The script is first run in it's entierity to verify that the failure is detectable by error_search.jot. It then conducts a binary search for the test-script lines causing the failure. At each stage it removes a block of lines from the script and re runs the remainder. If it no longer fails then there was something in the removed section that enables the failure and the removed block of lines is restored. It then makes it's way through the script, on completion of each pass of the script the block size is halved and the search resumes at the beginning of the script. The search terminates after it completes a full pass with a block size of 1 line.
The error_search script detects that it misbehaved by searching the reply from the child session. You can specify a different failure criterion by specifing your own comparator commands in the -failif modifier.
Often it's not that obvious what's going on and it would be useful to know exactly which commands are trigger the error. Now, it's trivial to find which was the last command before it crashed but, several earlier commands were involved in creating the conditions for the crash. Normally, it's less than a dozen or so commands out of the many thousands of randomly-chosen commands. The error_search.jot script performs a binary search, slicing down the generated script and repeating with progressively smaller slices, until it finds the minimum required to provoke the error.

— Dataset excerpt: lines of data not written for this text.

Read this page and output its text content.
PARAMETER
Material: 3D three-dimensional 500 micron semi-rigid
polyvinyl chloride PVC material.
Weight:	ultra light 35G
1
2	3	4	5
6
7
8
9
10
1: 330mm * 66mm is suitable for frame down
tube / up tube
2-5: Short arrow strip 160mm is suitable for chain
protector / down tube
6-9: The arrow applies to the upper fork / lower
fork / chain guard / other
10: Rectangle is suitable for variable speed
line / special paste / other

Demonstration of error_search
$ jot t.t -st -ini="%r=monkey_test -crash -tests=1000 -seed=1234567890"
$ jot t.t -in="%r=error_search -gdb -script=test1234567890.jot"
o@ol123 oo/%n/ %%Crash now.
Typical usage:
$ ./jot t.t -in="%r=error_search -valgrind -script=./test108110917.jot"
The error_search.jot script runs your test script (in this case test108110917.jot) and, if the full script results in valgrind error reports, the script is whittled down to the minimum set of commands that still results in valgrind errors.
$ test.sh[ -test n][ -exe <executable>] $ test.bat[ -test n][ -exe <executable>][ -nosetup][ -hold][ -nobble][ -clearout]
These scripts have been superseded by test_all.jot
These two scripts are similar, they run identical tests. test.sh runs tests on the linux version in a bash shell. test.bat runs the same tests on the windows version in a windows (or wine) console. Unfortunately, the effort required to keep test.bat aligned with test.sh proved too be much.
Some simple tests for the linux version in simulated real-life situations.
Although the tests are almost functionally identical, there was a certain amount of wriggling to get test.bat to work reliably in the wineconsole:
$echo "This console is OK" | grep "This console is OK"
The test.bat contains a test to detect this situation and exits early if a dud console has been detected.
$ jot -in="%r=test_all[ -exe <executable>][ -nosize][ -test <n>[ <n>[ ...]]][ -debug 1]
It runs the following tests:
The main jot session is a harness running regression tests on some version of jot - typically a development version. By default it tests a version named jot_dev, which must be on your search path.
test_all.jot is a replacement for test.sh and test.bat, maintenence of these two scripts was a nightmare and, it is hoped, this script will provide a more consistent and reliable test for future versions of jot.